My wife is reading William Dalrymple’s Nine Lives http://tinyurl.com/2bf2moq which explains that Sufism is under attack today from the very same brand of Islamic extremists we are fighting in Afghanistan. Dalrymple links the new center to the Sufi issues in this recent Op-Ed, http://tinyurl.com/2bybkpw. Shouldn’t students know that Islam does not = extremism? The best part of the Islamic Center controversy is that it can push us to learn about Islam. For the teacher and the school willing to wade into these waters, the Islamic Center controversy, just as school begins and we near the anniversary of 9-11, is a perfect subject for current events, for American History, and for World History. If you know of any teachers who want to engage in these issues I can find resources to help them.

Comments

  1. Shirley Budhos says:

    On another note, Moslems from many nations have lived in this country for a long time, and before beginning a discussion on the question of a new community center and mosque being built, I’d recommend making certain that the school group is familiar with those among us. So far, Moslems in the US have been quiet and invisible, and to group them together with terrorists is irresponsible. I’d actually prefer a discussion to begin with offering constructive information about the Koran and the people, and then moving on to our current event.

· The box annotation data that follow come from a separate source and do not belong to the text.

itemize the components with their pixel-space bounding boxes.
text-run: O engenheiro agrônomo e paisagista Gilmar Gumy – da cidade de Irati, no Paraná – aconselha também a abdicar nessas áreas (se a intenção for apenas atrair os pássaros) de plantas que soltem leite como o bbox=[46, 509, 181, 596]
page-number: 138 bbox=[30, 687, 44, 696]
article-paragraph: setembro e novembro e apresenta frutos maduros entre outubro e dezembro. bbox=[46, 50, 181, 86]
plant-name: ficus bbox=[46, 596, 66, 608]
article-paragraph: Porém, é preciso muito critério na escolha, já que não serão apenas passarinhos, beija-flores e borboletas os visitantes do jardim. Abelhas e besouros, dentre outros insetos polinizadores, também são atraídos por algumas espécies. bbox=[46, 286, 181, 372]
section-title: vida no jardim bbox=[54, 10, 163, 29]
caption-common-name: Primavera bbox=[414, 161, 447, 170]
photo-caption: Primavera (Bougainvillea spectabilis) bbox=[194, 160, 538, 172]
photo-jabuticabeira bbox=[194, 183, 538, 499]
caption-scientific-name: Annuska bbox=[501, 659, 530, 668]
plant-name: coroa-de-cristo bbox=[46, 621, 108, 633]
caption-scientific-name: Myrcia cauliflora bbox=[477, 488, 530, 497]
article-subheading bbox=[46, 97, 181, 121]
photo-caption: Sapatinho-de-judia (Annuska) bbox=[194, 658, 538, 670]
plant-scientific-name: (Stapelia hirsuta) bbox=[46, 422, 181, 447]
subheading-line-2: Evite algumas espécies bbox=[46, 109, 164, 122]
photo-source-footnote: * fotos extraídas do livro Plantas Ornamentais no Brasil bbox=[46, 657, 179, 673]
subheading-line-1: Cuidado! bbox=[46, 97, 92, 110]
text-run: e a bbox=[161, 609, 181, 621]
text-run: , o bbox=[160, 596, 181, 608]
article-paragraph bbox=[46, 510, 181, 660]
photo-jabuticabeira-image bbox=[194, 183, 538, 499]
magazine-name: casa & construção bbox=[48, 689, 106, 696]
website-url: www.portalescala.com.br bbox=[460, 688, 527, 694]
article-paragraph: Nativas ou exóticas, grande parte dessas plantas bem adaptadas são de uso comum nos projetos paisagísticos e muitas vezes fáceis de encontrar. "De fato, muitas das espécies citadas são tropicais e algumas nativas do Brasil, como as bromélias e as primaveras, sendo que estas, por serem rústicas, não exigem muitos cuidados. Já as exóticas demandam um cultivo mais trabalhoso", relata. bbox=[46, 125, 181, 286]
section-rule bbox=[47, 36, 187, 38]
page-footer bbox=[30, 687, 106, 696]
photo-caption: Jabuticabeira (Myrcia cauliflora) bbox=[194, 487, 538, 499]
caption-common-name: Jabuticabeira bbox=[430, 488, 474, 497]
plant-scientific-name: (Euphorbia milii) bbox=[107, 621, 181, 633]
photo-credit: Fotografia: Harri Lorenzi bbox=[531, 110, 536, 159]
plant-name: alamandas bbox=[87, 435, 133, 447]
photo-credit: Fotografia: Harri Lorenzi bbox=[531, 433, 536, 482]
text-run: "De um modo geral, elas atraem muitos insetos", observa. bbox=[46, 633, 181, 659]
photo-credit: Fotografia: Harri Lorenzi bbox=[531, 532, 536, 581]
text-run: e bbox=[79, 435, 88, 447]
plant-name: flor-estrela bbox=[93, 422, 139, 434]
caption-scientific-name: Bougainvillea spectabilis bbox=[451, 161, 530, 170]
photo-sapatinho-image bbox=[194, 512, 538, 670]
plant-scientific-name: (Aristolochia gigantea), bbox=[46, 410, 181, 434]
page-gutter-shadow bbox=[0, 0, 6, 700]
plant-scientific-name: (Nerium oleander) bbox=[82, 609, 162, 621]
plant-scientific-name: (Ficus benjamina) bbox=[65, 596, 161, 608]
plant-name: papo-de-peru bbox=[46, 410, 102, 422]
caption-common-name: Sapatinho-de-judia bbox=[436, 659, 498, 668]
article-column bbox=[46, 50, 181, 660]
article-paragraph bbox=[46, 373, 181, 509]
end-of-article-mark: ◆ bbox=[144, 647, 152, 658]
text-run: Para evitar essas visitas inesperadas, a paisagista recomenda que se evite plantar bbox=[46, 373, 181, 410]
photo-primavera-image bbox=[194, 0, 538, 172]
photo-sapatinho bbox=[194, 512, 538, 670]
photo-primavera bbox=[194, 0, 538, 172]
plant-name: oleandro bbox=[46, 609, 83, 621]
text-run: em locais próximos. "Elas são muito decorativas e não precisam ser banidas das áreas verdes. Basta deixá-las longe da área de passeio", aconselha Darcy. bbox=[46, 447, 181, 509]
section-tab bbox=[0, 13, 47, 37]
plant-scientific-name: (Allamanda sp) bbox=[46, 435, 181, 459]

    Americans, on the whole, know little about this religion, and its practices vary among nations and groups; for many years, it was considered a most inclusive religion, often more inclusive than Judaism and Christianity and attracted African-Americans because it was not racist.It is a religion of varied practices and people. The Taliban are violent extemists and are not representative of everyone who is a Muslim.

  2. Roselle says:

    The mosque is not the question. the location IS problematic. But the largest issue is the political beliefs of the Imam of that group. He personally holds the US culpable for the 9/11 terrorism.

    We have a need to respect everyone’s religious beliefs but we have the right not to shoot ourselves in the foot.

  3. Marc Aronson says:

    Roselle: You are right to bring up the matter of the Imam’s comments on the 60 Minutes broadcast the September of the attacks, however I believe your characterization of the Imam’s comments is hasty. See this piece, http://news.yahoo.com/s/huffpost/685071 While he did set the attacks in the context of US policies, and in that sense focused more on our actions than I would have, he did not hold the US culpable — rather he said you need to see the attacks in a larger context. If you look at, for example, Steve Coll’s Ghost Wars (a very highly respected book, not from any fringe POV) you see how deeply we were involved in supporting the groups that later attacked us — and what set of policy decisions we made to support extreme Islam as an anti-communist bulwark, even if it was a form of Islam totally at odds with American democracy. Your characterization is also wrong because you set his remarks in the present tense (“he holds”) and you warn of “shooting ourselves in the foot” — as if he were anti-American. But as a glance at his biography shows that he was employed by the FBI, by the government after 911 during the Iraq War, to work for us. Our government, at war, did not see him as an enemy, did not believe his remarks showed him aiming at us, did not believe him to be at odds with our values. If the Freedom Tower is really about Freedom — about 1776 — it is about the right to think and speak — as Thomas Paine did in Common Sense, to befriend your nation by being a critic. That is what the imam was doing in that broadcast. Again it is not the tack I would have taken, but his words were in the American tradition, not anti-American.